Frailty, poor nutrition and memory impairment are frequently missed. Co-morbidity in polypharmacy are common. Unnecessary delays occur. Pain is poorly managed. Access to higher levels of care is under utilised. No consultant review between admission and surgery was found in the notes of almost 50% of patients.

Shocking! But it also sounds familiar to those who have read Acute Kidney Injury: Adding Insult to Injury.

What about acute kidney injury in the elderly surgical patient? Common; 36% developed AKI during admission. Harmful; all these patients died. Treatable; 50% had no record of pre-operative hydration status; 40% had no record of urine output pre-operatively. Only 63% had intra-operative fluid input recorded.

“Post operative AKI was related to poor intra-operative management of fluids and cardiovascular status and was compounded by deficiencies in post-operative management”.

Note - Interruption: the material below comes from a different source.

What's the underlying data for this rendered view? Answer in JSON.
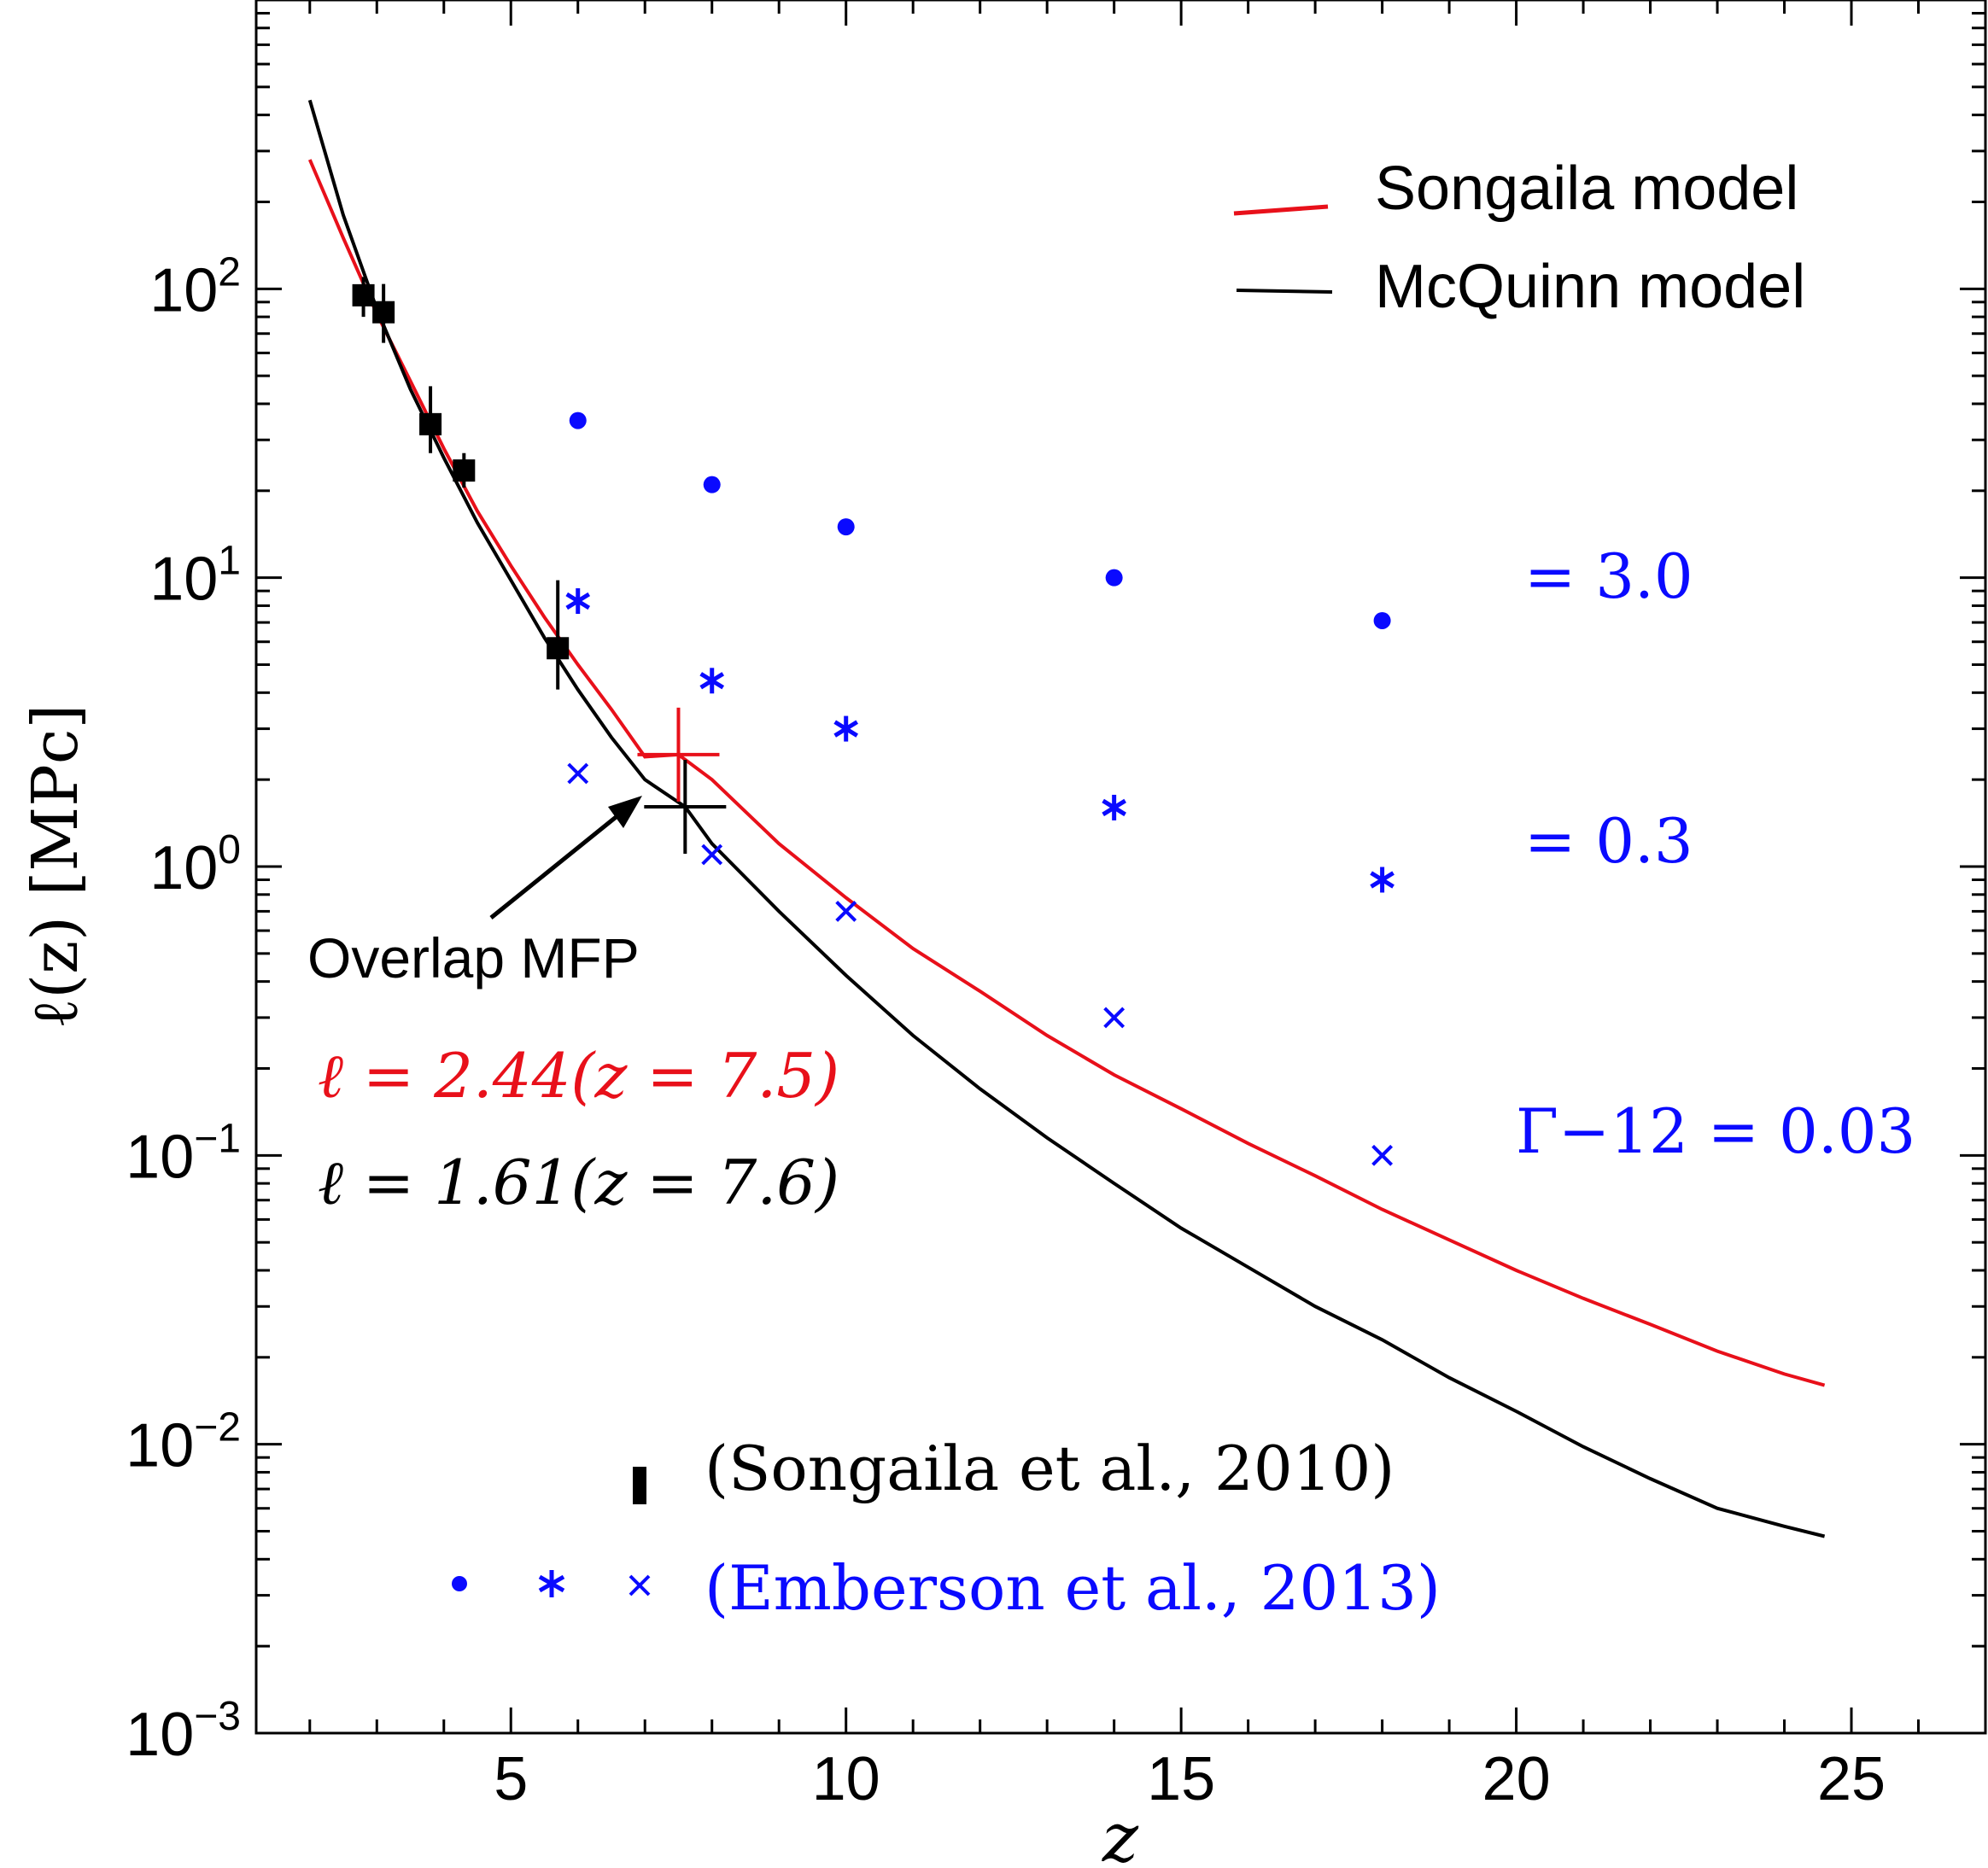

Post-operative AKI is avoidable in the elderly and should not occur. There is a need for continuous post graduate education of physicians, surgeons and anaesthetists around the measurement of risk factors for the development of AKI in the elderly surgical patient.

There should be clear strategies for the management of intra-operative low blood pressure in the elderly to avoid cardiac and renal complications.

When to start? No better time than patient safety week, 15-21 November 2010. Take a look; one of the major aims of the week this year is to improve hydration for hospital inpatients. Patient Safety First’s cause “make the safety of patients everyone’s highest priority” and aim “no avoidable death and no avoidable harm”.

A cause and aim to which we should all strive.